Malheureusement, outre l’utilisation importante d’énergie fossile pour être produits, les biocarburants posent de nombreux autres problèmes. Ils réclament une grande quantité d’eau, alors que tous les scientifiques alertent depuis des années l’opinion et les pays sur les manques d’eau de la planète. C’est ainsi que le patron de Nestlé, Peter Brabeck, a souligné qu’il faut quatre mille litres d’eau pour produire un litre de biocarburant, ce qui amène à se poser la question du bilan écologique global des biocarburants, qui semble tous les jours moins bon… Au Brésil, les exploitations créés pour produire de l’alcool de sucre sont souvent prises sur la forêt amazonienne, qui a pourtant un rôle écologique majeur.

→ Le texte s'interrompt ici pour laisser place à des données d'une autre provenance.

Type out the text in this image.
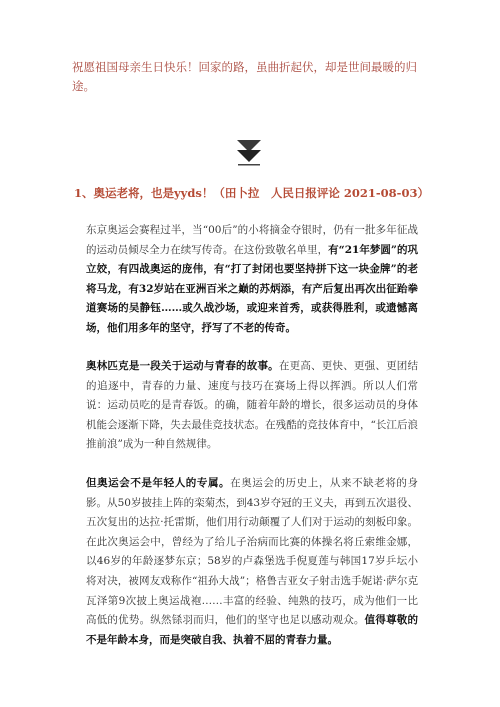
祝愿祖国母亲生日快乐！回家的路，虽曲折起伏，却是世间最暖的归途。

1、奥运老将，也是yyds！（田卜拉　人民日报评论 2021-08-03）

东京奥运会赛程过半，当“00后”的小将摘金夺银时，仍有一批多年征战的运动员倾尽全力在续写传奇。在这份致敬名单里，有“21年梦圆”的巩立姣，有四战奥运的庞伟，有“打了封闭也要坚持拼下这一块金牌”的老将马龙，有32岁站在亚洲百米之巅的苏炳添，有产后复出再次出征跆拳道赛场的吴静钰……或久战沙场，或迎来首秀，或获得胜利，或遗憾离场，他们用多年的坚守，抒写了不老的传奇。

奥林匹克是一段关于运动与青春的故事。在更高、更快、更强、更团结的追逐中，青春的力量、速度与技巧在赛场上得以挥洒。所以人们常说：运动员吃的是青春饭。的确，随着年龄的增长，很多运动员的身体机能会逐渐下降，失去最佳竞技状态。在残酷的竞技体育中，“长江后浪推前浪”成为一种自然规律。

但奥运会不是年轻人的专属。在奥运会的历史上，从来不缺老将的身影。从50岁披挂上阵的栾菊杰，到43岁夺冠的王义夫，再到五次退役、五次复出的达拉·托雷斯，他们用行动颠覆了人们对于运动的刻板印象。在此次奥运会中，曾经为了给儿子治病而比赛的体操名将丘索维金娜，以46岁的年龄逐梦东京；58岁的卢森堡选手倪夏莲与韩国17岁乒坛小将对决，被网友戏称作“祖孙大战”；格鲁吉亚女子射击选手妮诺·萨尔克瓦泽第9次披上奥运战袍……丰富的经验、纯熟的技巧，成为他们一比高低的优势。纵然铩羽而归，他们的坚守也足以感动观众。值得尊敬的不是年龄本身，而是突破自我、执着不屈的青春力量。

Pire, les aides à la production de biocarburant ont poussé de nombreux agriculteurs à convertir leur production. Aux Etats-Unis, la production de maïs explose pour satisfaire les besoins de bioéthanol. Le problème est que cette hausse des surfaces de maïs s’est faite au détriment de la production de blé, ce qui a eu pour conséquence la très forte hausse des prix de cette céréale, qui explique in fine la hausse actuelle des prix du pain ou des pâtes. C’est bien la demande de bioéthanol aux Etats-Unis, suite aux subventions décidées par le gouvernement Bush qui est responsable de l’envolée des prix de l’alimentaire en Europe…

Bilan écologique contestable, contrecoups majeurs sur les prix de l’alimentaire : l’impact des biocarburants ne semble pas aujourd’hui extrêmement bon. La principale leçon à tirer est sans doute un nécessaire rééquilibrage entre le souci d’agir vite et la meilleure analyse des décisions a priori.